A lack of transparency still exists around the reporting of concussion, and outside of any obvious cases, it is very difficult for anyone to determine the actual number of head injuries suffered. What is known is that players – despite observing return to play protocols – are returning to play after multiple concussions, including Cronulla forward Dale Finucane, who recently suffered his fourth heavy concussion in ten months.
For his part, Simmons is quite entitled to take a back seat with respect to forcing the NRL’s hand on head injuries. But the manner in which the topic has been decreed off-limits speaks to an entrenched culture that exists within rugby league.
Simmons is as absolute an embodiment of the type of working-man, hard-nut, laconic rugby league character as you’ll ever meet. ‘Ratting’ on the sport that provided him with years of pleasure would be unthinkable.
What it is evident is that no amount of external pressure is going to force the NRL’s hand. With the case of Newcastle Knights player James McManus against the NRL settled out of court last year and with NRL players unwilling to join a class action against their ruling body, such as a large group of AFL players have done, no immediate or imminent pressure point exists.
If there is to be any change, if there is going to be an honest and frank discussion about the type of sport rugby league is and wants to be in the future and whether the long-term health and safety of its participants is of genuine concern or not, then that change can only be led from within the game by someone of stature.
That shift is starting to occur in the UK, where a group of players has launched legal action against the Rugby Football League. The group includes ex-England great Bobbie Goulding, who at age 49 has been diagnosed with early-onset dementia.
That Goulding has spoken out where his Australian counterparts haven’t is likely due to a greater level of community awareness of the issue in the UK, a result of the work of advocacy groups like the Jeff Astle Foundation (football) and Progressive Rugby (rugby union).
By comparison to the UK, Australia is a concussion backwater, with both the NRL and AFL adept at controlling the media narrative for their respective sports.
This Friday, ahead of the Penrith versus North Queensland Cowboys match, Simmons will once again be welcomed into Panthers Stadium as a hero.

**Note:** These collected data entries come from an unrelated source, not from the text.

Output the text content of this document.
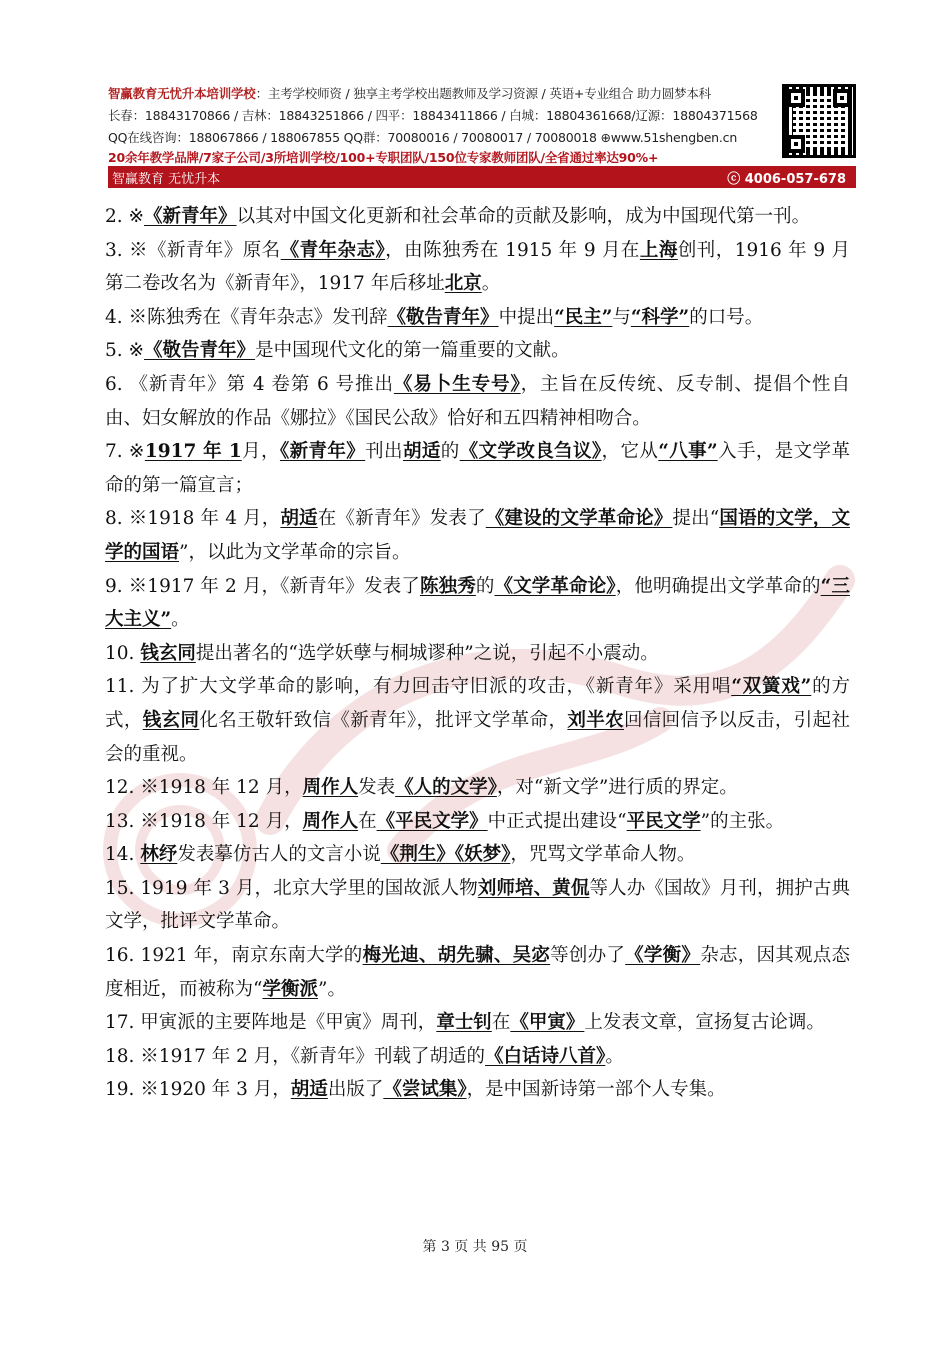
智赢教育无忧升本培训学校：主考学校师资 / 独享主考学校出题教师及学习资源 / 英语+专业组合 助力圆梦本科
长春：18843170866 / 吉林：18843251866 / 四平：18843411866 / 白城：18804361668/辽源：18804371568
QQ在线咨询：188067866 / 188067855 QQ群：70080016 / 70080017 / 70080018 ⊕www.51shengben.cn
20余年教学品牌/7家子公司/3所培训学校/100+专职团队/150位专家教师团队/全省通过率达90%+
智赢教育 无忧升本	ⓒ 4006-057-678

2. ※《新青年》以其对中国文化更新和社会革命的贡献及影响，成为中国现代第一刊。

3. ※《新青年》原名《青年杂志》，由陈独秀在 1915 年 9 月在上海创刊，1916 年 9 月第二卷改名为《新青年》，1917 年后移址北京。

4. ※陈独秀在《青年杂志》发刊辞《敬告青年》中提出“民主”与“科学”的口号。

5. ※《敬告青年》是中国现代文化的第一篇重要的文献。

6. 《新青年》第 4 卷第 6 号推出《易卜生专号》，主旨在反传统、反专制、提倡个性自由、妇女解放的作品《娜拉》《国民公敌》恰好和五四精神相吻合。

7. ※1917 年 1月，《新青年》刊出胡适的《文学改良刍议》，它从“八事”入手，是文学革命的第一篇宣言；

8. ※1918 年 4 月，胡适在《新青年》发表了《建设的文学革命论》提出“国语的文学，文学的国语”，以此为文学革命的宗旨。

9. ※1917 年 2 月，《新青年》发表了陈独秀的《文学革命论》，他明确提出文学革命的“三大主义”。

10. 钱玄同提出著名的“选学妖孽与桐城谬种”之说，引起不小震动。

11. 为了扩大文学革命的影响，有力回击守旧派的攻击，《新青年》采用唱“双簧戏”的方式，钱玄同化名王敬轩致信《新青年》，批评文学革命，刘半农回信回信予以反击，引起社会的重视。

12. ※1918 年 12 月，周作人发表《人的文学》，对“新文学”进行质的界定。

13. ※1918 年 12 月，周作人在《平民文学》中正式提出建设“平民文学”的主张。

14. 林纾发表摹仿古人的文言小说《荆生》《妖梦》，咒骂文学革命人物。

15. 1919 年 3 月，北京大学里的国故派人物刘师培、黄侃等人办《国故》月刊，拥护古典文学，批评文学革命。

16. 1921 年，南京东南大学的梅光迪、胡先骕、吴宓等创办了《学衡》杂志，因其观点态度相近，而被称为“学衡派”。

17. 甲寅派的主要阵地是《甲寅》周刊，章士钊在《甲寅》上发表文章，宣扬复古论调。

18. ※1917 年 2 月，《新青年》刊载了胡适的《白话诗八首》。

19. ※1920 年 3 月，胡适出版了《尝试集》，是中国新诗第一部个人专集。

第 3 页 共 95 页
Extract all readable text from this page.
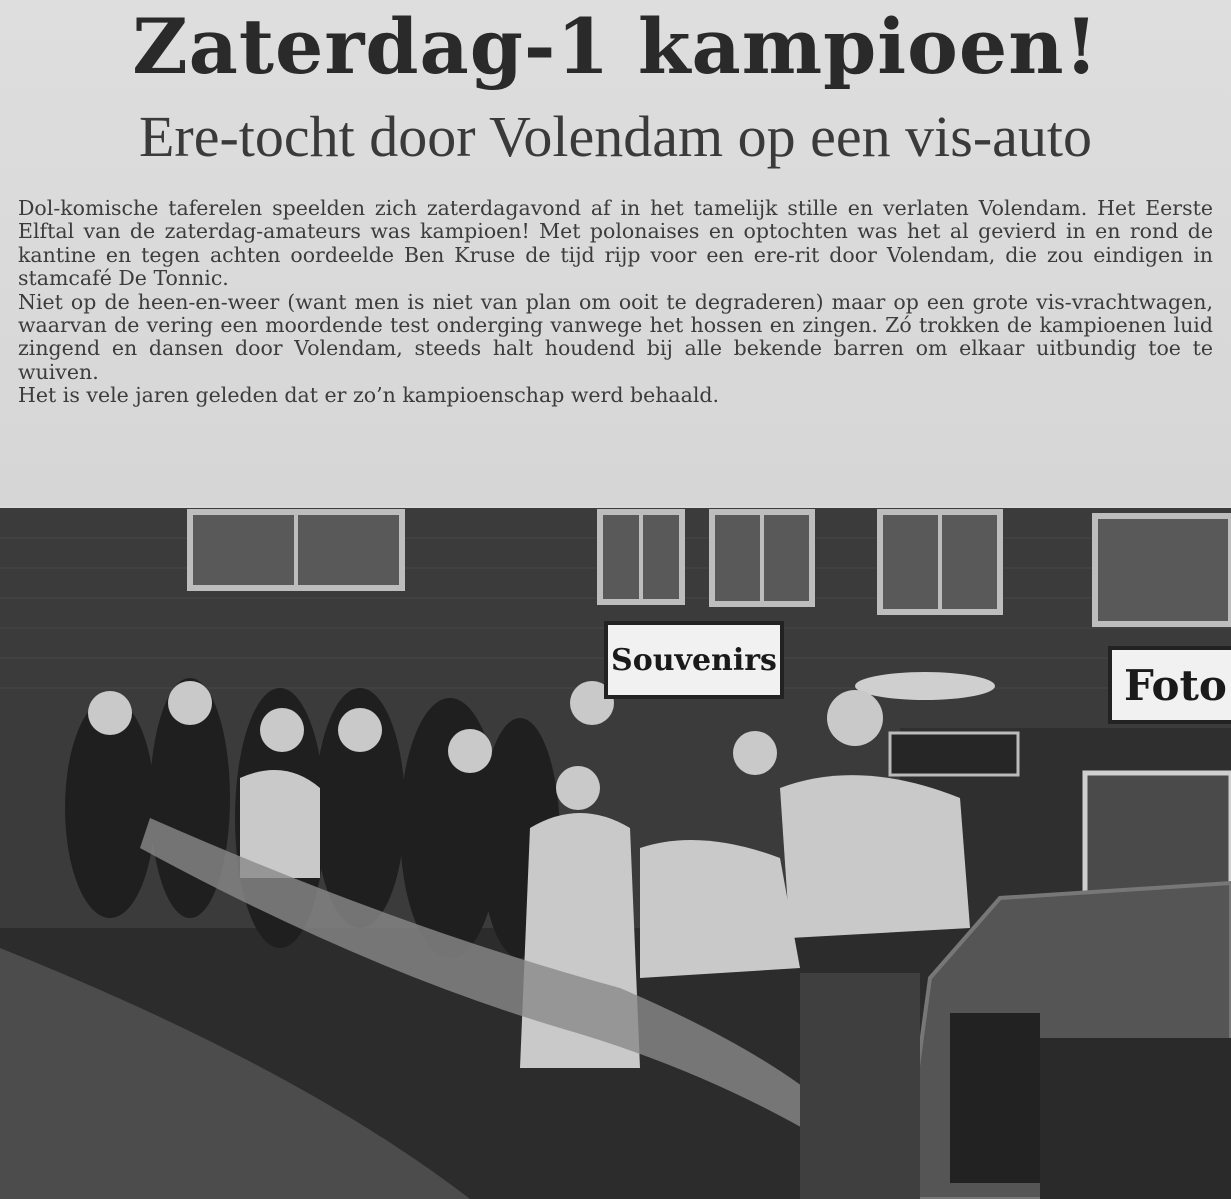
Zaterdag-1 kampioen!
Ere-tocht door Volendam op een vis-auto

Dol-komische taferelen speelden zich zaterdagavond af in het tamelijk stille en verlaten Volendam. Het Eerste Elftal van de zaterdag-amateurs was kampioen! Met polonaises en optochten was het al gevierd in en rond de kantine en tegen achten oordeelde Ben Kruse de tijd rijp voor een ere-rit door Volendam, die zou eindigen in stamcafé De Tonnic.

Niet op de heen-en-weer (want men is niet van plan om ooit te degraderen) maar op een grote vis-vrachtwagen, waarvan de vering een moordende test onderging vanwege het hossen en zingen. Zó trokken de kampioenen luid zingend en dansen door Volendam, steeds halt houdend bij alle bekende barren om elkaar uitbundig toe te wuiven.

Het is vele jaren geleden dat er zo’n kampioenschap werd behaald.

Souvenirs
Foto
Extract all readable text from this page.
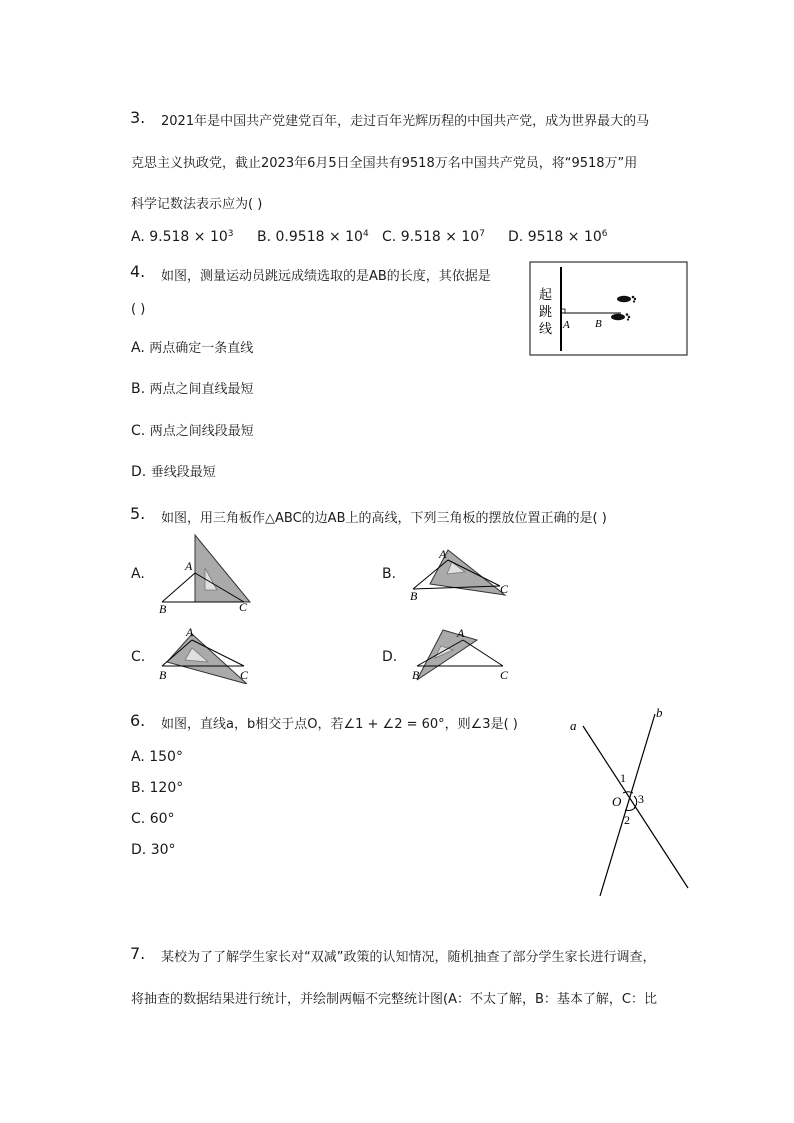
3. 2021年是中国共产党建党百年，走过百年光辉历程的中国共产党，成为世界最大的马
克思主义执政党，截止2023年6月5日全国共有9518万名中国共产党员，将“9518万”用
科学记数法表示应为( )
A. $9.518 \times 10^3$ B. $0.9518 \times 10^4$ C. $9.518 \times 10^7$ D. $9518 \times 10^6$
4. 如图，测量运动员跳远成绩选取的是AB的长度，其依据是
( )
A. 两点确定一条直线
B. 两点之间直线最短
C. 两点之间线段最短
D. 垂线段最短
起
跳
线 A B
5. 如图，用三角板作△ABC的边AB上的高线，下列三角板的摆放位置正确的是( )
A.	A
B	C
B.
A
B	C
C.
A
B	C
D.
A
B	C
6. 如图，直线a，b相交于点O，若∠1 + ∠2 = 60°，则∠3是( )
A. 150°
B. 120°
C. 60°
D. 30°
a
b
O
1
2
3
7. 某校为了了解学生家长对“双减”政策的认知情况，随机抽查了部分学生家长进行调查，
将抽查的数据结果进行统计，并绘制两幅不完整统计图(A：不太了解，B：基本了解，C：比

It’s no mean effort to walk 300 kilometres over consecutive days, and once all of the backslapping is done with, Simmons will no doubt be looking forward to putting his feet up and resting his aching bones.
Far be it for this writer or anyone to suggest he add another 51 kilometres on top, but it’s worth pondering what lasting outcome may have been achieved for rugby league players of the future had Simmons elected to continue past the stadium and made a beeline for NRL headquarters.
Perhaps Simmons could have swung past Ray Price’s house to pick him up for the final stretch to Moore Park? Or dropped in at Steve ‘Turvey’ Mortimer’s place as well? Both fine men, like Simmons, heroes of the game, also suffering the debilitating effects as a result of repeated head injuries from playing rugby league.
The paradox is confusing. Go all-out to help sufferers of Alzheimer’s disease and dementia but keep mum on how best to address factors that may have contributed to or hastened the condition in the first place? It defies logic.
There is another paradox. To play rugby league at this level takes extraordinary courage and bravery. Simmons is without question a courageous man and a bona fide hero of the game. By comparison, to lead a discussion on concussion or brain injury in rugby league should be a snack.
Simmons’s walk is worthy and the money raised will no doubt be put to good use. But watch this weekend, as young men go out onto the field and continue to knock each other out, and wonder if this walk couldn’t have been so much more.